We just kicked off the first Liberated Body 30-Day Challenge today- which is like a "cleanse" that is more about your movement nutrition than your dietary nutrition- with a fantastic group from all over the world (don't worry, there will be more in the future!), and we're starting our first week by focusing on letting go of efforting in our bodies. Why? Because feeling good in our bodies is not about effort! It's about connecting with our innate support- the glorious architecture of you from the inside out, from the cellular level on up. We are all born with support built right in.
Yet more often than not, in my practice my clients always want to know if I hold the magic answer to the age-old question, "How can I effort in my body the right way." Only the question is never phrased that way. It usually sounds like some variety of these, "What should I do with my shoulders?", "What should I do during the day to fix my lousy posture?", "How should I hold my neck?" You know the questions, because if you're like me you've asked them of your body and yourself plenty of times.
There's nothing wrong with these questions. All of the people who ask them are asking because they are suffering in some way- whether it's from their perception of their posture as failing, or chronic pain, or movement restrictions- it all boils down to physical suffering.
So to seek answers isn't problematic (it's downright heroic when you think about how easy it is to hide from our "stuff"), it's the presumption behind the questions that is problematic. The presumption is: "I have no support, how do I get some?" When a more useful, and more anatomically correct (heh heh) question would be, "I have lost my ability to feel supported in my body, how do I find my way back to my natural effortless state?"
First, a word on the word effortless: I kind of hate it. It's been corrupted by people trying to sell us things like "effortless hair" and "effortless weight loss" and "effortless investing" and they use that word because they want to associate it with people thinking that effortless = checking out, not having to work for anything, and generally drooling on the couch while magic happens.
So let's clarify: effortless = strain-free connection with innate support.
And oftentimes to find it we have to go on a journey- in this case one that is about awareness of our own physical selves.
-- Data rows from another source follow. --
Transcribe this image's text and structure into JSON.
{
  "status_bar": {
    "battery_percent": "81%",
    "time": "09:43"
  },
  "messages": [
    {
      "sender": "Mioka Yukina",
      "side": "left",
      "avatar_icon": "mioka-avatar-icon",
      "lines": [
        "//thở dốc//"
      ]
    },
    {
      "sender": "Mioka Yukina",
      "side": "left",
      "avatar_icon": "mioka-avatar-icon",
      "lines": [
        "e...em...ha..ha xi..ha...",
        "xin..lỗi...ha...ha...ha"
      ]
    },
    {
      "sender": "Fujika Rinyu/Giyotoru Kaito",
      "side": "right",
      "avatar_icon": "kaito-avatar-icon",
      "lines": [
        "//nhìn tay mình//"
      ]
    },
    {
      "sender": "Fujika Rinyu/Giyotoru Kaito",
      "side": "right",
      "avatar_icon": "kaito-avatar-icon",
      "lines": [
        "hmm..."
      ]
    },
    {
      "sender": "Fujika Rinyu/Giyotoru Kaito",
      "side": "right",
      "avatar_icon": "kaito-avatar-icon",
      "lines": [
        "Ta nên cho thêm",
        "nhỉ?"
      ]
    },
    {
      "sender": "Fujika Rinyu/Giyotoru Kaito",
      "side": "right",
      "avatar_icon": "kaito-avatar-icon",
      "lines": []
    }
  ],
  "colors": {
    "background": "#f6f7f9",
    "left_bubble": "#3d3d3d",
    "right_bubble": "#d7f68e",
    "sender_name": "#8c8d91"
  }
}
We have to get inquisitive, dial in, explore, tinker, and perhaps most of all know that we are looking for something that has been obscured, rather than trying to build something from scratch. We have to trust-fall into ourselves rather than bullying ourselves.
Much of this can be explained by tensegrity which, to be fair, is something that it took me a decade to start getting a handle on. (But then again I can be a slow learner.) Whether it instantly makes sense to you or not, it's a beautiful framework for understanding what I'm talking about and it also happens to be anatomically and physiologically true! How handy!
I wrote in Why Fascia Matters (which P.S. is free), "In tensegrity- in this case in regards to the human body- structures are stable and functional not because of the strength of individual pieces, but because of the way the entire structure balances and distributes mechanical stresses. Tension is continuously transmitted through the whole structure simultaneously. Which means that an increase in tension to one piece of the structure will result in an increase in tension to other parts of the structure- even parts that are seemingly “far” away."
I love that our bodies are built this way because it's like this delicious reminder that balance is strength. Not strain, not effort, not achieving, not strife; balance. Which, not to get too woo-woo on you, can extend to our worldviews as well. Are we dragging ourselves by our fingernails to our goals or are we getting into flow? Can we allow ourselves to believe that we have what we need, and we just need to find our way to inner resources that already exist? Sorry I just can't help digressing in that direction! I think it's so interesting.
Back to tensegrity: whenever the Olympics are on I have this fun game I play with friends or family who I'm watching it with: I like to pick who is going to win the event at the beginning, before they have begun moving, based on how balanced their structure is. This is especially easy with runners, swimmers, and power lifters. Not always, but more often than not, the people who triumph are the people who are the most balanced, because they have this whole structure to draw on for strength, speed, and agility, rather than blowing out one region of their body. Go take a look at high level power lifters on YouTube and you can see that these people are tensegrity in motion- every part is doing its right job to lift that weight. If not, ouch. It doesn't go particularly well.
And so it goes for us, in our regular non-Olympic competitor lives, if we can't rely on the whole by finding our way back to our inherent balance... ouch.
Of course this a dance we're engaged in forever. I think we assume that we have two options: perfectly balanced, or a mess. Really we're always tinkering, so ideally we make that a compassionate dance. Finding balance can be a delightful exploration or self-flagellation but I think it's clear which one I'm voting for.